Ähnlich geradlinig wie das Programm stellt sich die Unterstützung des Festivals innerhalb der Stadt Mannheim dar. Das Stadtmarketing Mannheim, das Kulturamt, die Popakademie Baden-Württemberg, das Clustermanagement Musikwirtschaft, die Mannheimer Parkhausbetriebe, der Fachbereich für Sicherheit und Ordnung sowie der Beauftragte für Kultur- und Kreativwirtschaften unterstützen gemeinsam das Festival.
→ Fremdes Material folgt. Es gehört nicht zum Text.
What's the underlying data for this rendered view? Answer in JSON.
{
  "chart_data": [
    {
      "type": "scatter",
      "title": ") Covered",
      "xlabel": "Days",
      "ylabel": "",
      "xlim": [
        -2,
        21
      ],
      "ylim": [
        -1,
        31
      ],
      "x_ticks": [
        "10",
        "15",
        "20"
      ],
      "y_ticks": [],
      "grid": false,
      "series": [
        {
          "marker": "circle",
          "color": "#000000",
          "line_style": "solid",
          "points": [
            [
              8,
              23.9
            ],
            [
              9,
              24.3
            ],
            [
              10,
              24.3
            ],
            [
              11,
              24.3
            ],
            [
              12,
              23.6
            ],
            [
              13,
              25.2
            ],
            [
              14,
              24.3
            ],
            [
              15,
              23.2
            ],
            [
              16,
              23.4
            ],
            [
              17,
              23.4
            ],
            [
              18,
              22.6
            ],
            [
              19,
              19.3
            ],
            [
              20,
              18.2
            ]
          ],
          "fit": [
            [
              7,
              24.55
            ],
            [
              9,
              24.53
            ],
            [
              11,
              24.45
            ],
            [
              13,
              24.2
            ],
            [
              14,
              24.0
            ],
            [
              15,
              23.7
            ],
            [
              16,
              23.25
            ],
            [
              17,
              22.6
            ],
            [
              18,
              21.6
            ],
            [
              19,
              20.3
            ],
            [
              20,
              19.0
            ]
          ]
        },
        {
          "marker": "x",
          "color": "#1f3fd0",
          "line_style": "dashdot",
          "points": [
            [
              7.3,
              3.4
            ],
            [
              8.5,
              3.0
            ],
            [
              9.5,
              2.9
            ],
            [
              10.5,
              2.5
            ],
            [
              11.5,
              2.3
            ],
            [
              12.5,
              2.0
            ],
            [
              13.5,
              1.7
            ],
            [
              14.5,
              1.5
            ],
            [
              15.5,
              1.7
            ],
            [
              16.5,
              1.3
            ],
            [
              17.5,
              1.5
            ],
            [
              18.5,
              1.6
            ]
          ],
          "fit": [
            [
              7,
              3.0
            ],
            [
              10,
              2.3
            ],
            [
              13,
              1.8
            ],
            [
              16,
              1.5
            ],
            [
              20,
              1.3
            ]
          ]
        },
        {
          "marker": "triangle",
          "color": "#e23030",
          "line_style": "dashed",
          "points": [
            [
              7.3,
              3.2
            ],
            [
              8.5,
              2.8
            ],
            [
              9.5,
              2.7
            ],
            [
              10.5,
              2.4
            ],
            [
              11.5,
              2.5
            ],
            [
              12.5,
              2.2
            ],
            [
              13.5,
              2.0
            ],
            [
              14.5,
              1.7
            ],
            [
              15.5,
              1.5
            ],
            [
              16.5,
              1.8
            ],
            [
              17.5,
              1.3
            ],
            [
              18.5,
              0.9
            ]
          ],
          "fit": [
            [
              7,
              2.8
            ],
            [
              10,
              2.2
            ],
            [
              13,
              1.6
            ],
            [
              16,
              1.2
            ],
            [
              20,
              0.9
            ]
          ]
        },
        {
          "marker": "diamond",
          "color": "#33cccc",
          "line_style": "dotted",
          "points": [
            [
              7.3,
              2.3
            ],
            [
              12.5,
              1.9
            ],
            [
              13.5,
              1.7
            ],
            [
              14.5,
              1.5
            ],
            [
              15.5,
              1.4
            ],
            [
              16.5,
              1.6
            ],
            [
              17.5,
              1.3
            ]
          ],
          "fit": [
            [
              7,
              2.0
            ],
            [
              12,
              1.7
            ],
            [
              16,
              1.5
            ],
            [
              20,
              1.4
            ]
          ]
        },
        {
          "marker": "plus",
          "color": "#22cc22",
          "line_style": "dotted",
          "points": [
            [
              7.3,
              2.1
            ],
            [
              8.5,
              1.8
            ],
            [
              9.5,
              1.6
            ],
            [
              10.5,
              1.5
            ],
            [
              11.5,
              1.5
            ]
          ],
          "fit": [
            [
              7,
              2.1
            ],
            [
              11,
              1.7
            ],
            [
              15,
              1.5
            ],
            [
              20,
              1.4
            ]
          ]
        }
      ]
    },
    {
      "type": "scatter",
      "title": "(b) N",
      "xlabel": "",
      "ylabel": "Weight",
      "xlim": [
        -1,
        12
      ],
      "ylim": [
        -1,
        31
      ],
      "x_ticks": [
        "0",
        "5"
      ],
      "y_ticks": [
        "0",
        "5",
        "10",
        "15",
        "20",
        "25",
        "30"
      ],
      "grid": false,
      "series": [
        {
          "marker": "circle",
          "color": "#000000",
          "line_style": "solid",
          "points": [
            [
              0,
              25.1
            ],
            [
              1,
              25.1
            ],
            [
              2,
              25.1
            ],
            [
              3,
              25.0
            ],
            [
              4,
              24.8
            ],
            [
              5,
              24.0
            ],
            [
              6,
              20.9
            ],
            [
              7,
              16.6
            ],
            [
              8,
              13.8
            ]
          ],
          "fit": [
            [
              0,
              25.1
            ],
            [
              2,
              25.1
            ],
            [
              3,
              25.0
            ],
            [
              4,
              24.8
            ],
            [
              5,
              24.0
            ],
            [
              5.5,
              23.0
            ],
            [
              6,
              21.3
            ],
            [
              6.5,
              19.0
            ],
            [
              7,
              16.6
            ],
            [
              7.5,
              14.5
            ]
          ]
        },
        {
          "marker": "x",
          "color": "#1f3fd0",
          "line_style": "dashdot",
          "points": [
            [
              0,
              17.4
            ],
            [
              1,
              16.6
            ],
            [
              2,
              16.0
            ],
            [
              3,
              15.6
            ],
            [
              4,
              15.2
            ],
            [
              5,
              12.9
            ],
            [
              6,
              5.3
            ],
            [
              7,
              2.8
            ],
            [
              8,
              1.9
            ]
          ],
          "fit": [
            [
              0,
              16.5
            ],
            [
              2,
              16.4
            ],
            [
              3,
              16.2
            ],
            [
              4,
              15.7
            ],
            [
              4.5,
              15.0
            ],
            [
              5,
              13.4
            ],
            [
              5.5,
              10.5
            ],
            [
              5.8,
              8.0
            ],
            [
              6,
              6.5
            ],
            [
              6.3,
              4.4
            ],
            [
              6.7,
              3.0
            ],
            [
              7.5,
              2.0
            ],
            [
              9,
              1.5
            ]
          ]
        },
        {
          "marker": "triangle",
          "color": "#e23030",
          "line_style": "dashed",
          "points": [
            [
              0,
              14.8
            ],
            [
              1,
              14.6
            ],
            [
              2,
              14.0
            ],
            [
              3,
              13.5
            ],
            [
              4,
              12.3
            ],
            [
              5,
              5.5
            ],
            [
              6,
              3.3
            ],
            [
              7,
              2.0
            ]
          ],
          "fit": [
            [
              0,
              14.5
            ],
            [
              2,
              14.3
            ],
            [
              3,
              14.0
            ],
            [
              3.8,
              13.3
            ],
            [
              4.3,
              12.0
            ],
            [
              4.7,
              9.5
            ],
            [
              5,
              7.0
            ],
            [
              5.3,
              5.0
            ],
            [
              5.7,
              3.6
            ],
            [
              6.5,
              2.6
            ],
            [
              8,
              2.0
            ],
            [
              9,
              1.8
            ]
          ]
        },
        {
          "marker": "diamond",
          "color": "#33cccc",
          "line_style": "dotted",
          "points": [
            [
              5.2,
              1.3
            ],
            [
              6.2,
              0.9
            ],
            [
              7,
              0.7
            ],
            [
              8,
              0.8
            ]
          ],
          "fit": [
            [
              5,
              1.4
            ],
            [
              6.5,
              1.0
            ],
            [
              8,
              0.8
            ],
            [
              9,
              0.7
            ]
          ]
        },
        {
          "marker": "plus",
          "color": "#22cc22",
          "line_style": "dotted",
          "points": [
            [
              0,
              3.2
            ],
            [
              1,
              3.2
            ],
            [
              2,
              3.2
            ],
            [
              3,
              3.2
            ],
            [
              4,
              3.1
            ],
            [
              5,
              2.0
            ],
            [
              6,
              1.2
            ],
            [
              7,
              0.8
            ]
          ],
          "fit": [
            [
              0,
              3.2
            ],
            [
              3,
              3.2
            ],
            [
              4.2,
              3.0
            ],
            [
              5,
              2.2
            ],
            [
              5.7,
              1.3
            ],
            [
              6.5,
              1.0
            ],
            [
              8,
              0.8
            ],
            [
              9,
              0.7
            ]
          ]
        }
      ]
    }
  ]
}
„Die Saat geht auf. Wir freuen uns, dass die Veranstalter des Maifeld-Derbys Mannheim als hervorragenden Musikstandort identifiziert haben. Wir wünschen einen gelungenen Auftakt und hoffen, dass es sich als neues qualitatives Festival etablieren wird“, so Bürgermeister Michael Grötsch. Auch der Geschäftsführer des Stadtmarketings Mannheim Johann Wagner hofft, „dass es gelingt, das Maifeld-Derby als große Open Air-Veranstaltung zu verankern. Die Mischung aus bereits bekannten Künstlern und Newcomern wird Mannheims Ruf als Musik-Stadt festigen und beleben.“ Dem stimmt angesichts der Tatsache, dass sowohl die Veranstalter als auch etliche Künstler seine Schule durchlaufen haben, der Geschäftsführer und Business Direktor der Popakademie Baden-Württemberg, Prof. Hubert Wandjo, zu: „Wir unterstützen das Festival, das von zweien unserer Absolventen aus dem Studiengang Musikbusiness organisiert wird, weil hier eine neue und überregional bedeutende Live-Plattform für Newcomer und damit auch für Kreativwirtschaft und Musikszene in Mannheim entsteht.“ Janina Klabes, die Clustermanagerin Musikwirtschaft, selbst Absolventin der Popakademie und mit Veranstaltern und vielen Bands gleichermaßen seit langem bekannt, ist überzeugt, dass „ein solches Festival eine hervorragende Gelegenheit ist, den Musikwirtschaftsstandort Mannheim noch bekannter zu machen.“ Auch Sabine Schirra, Leiterin des Kulturamtes betont, „dass die konsequente Arbeit der Popförderung des Kulturamtes der letzten Jahre immer mehr Früchte trägt. Auch und gerade was das musikalische Niveau des Maifeld Derbys betrifft“. Klaus Eberle schließlich, Leiter des Fachbereichs für Sicherheit und Ordnung ergänzt, dass sein Fachbereich „mit seinen Sicherheitspartnern Rahmenbedingungen für das Maifeld-Derby schafft, die die Veranstaltung für alle Besucher zu einem sicheren und gelungenem Event machen, der zu einem nächsten Mal einlädt. Wir unterstützen damit den Anspruch Mannheims als bundesweit bekannte, vielfältig geprägte Musikstadt“.